Reputation: 3
My kernel:
__global__ void myKernel(float * devData, float * devVec, float * devStrFac,
int Natom, int vecNo) {
extern __shared__ float sdata[];
int idx = blockIdx.x * blockDim.x + threadIdx.x;
float qx=devVec[3*idx];
float qy=devVec[3*idx+1];
float qz=devVec[3*idx+2];
__syncthreads();//sync_1
float c=0.0,s=0.0;
for (int iatom=0; iatom<Natom; iatom += blockDim.x) {
float rtx = devData[3*(iatom + threadIdx.x)];//tag_0
float rty = devData[3*(iatom + threadIdx.x)+1];
float rtz = devData[3*(iatom + threadIdx.x)+2];
__syncthreads();//sync_2
sdata[3*threadIdx.x] = rtx;//tag_1
sdata[3*threadIdx.x + 1] = rty;
sdata[3*threadIdx.x + 2] = rtz;
__syncthreads();//sync_3
int end_offset= min(blockDim.x, Natom - iatom);
for (int cur_offset=0; cur_offset<end_offset; cur_offset++) {
float rx = sdata[3*cur_offset];
float ry = sdata[3*cur_offset + 1];
float rz = sdata[3*cur_offset + 2];
//sync_4
float theta = rx*qx + ry*qy + rz*qz;
theta = theta - lrint (theta);
theta = theta * 2 * 3.1415926;//reduce theta to [-pi,pi]
float ct,st;
sincosf(theta,&st,&ct);
c += ct;
s += st;
}
}
devStrFac[idx] += c*c + s*s;
}
why "__syncthreads()" labeled sync_2 is needed?

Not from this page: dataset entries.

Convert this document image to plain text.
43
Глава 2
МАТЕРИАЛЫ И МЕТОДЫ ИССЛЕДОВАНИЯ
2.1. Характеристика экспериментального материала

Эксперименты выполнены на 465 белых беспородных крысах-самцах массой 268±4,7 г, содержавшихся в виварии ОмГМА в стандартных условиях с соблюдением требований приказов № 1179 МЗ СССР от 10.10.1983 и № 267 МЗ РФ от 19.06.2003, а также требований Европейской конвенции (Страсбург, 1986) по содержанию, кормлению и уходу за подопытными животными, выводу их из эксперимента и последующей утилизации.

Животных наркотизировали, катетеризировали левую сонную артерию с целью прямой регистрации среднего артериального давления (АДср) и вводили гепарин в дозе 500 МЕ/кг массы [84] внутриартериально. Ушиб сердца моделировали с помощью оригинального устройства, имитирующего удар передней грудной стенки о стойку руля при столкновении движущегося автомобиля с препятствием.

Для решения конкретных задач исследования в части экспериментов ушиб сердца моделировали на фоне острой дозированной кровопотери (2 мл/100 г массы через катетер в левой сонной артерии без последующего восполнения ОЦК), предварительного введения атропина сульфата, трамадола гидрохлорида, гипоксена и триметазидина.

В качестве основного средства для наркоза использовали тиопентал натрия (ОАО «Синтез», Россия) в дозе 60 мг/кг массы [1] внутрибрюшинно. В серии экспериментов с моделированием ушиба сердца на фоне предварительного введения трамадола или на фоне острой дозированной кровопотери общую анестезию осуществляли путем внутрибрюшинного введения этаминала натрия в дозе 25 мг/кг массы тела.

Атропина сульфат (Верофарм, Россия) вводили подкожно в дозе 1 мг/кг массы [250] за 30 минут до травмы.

Without sync_2, sdata[] get wrong numbers and I get wrong results. Line "tag_1" use the results of line "tag_0", so in my mind sync_2 is no need. Where do I wrong? If due to disorderd instruction executing, I should put a __syncthreads() in line "sync_4"?
Upvotes: 0
Views: 535
Reputation: 221
Consider one warp of the thread block finishing the first iteration and starting the next one, while other warps are still working on the first iteration. If you don't have __syncthreads
at label sync2
, you will end up with this warp writing to shared memory while others are reading from that shared memory, which is race condition.
You might move this __syncthreads()
at label sync2
to the end of the outer loop for the sake of clarity.
"cuda-memcheck --tool racecheck" should tell you where the problem is.
Upvotes: 3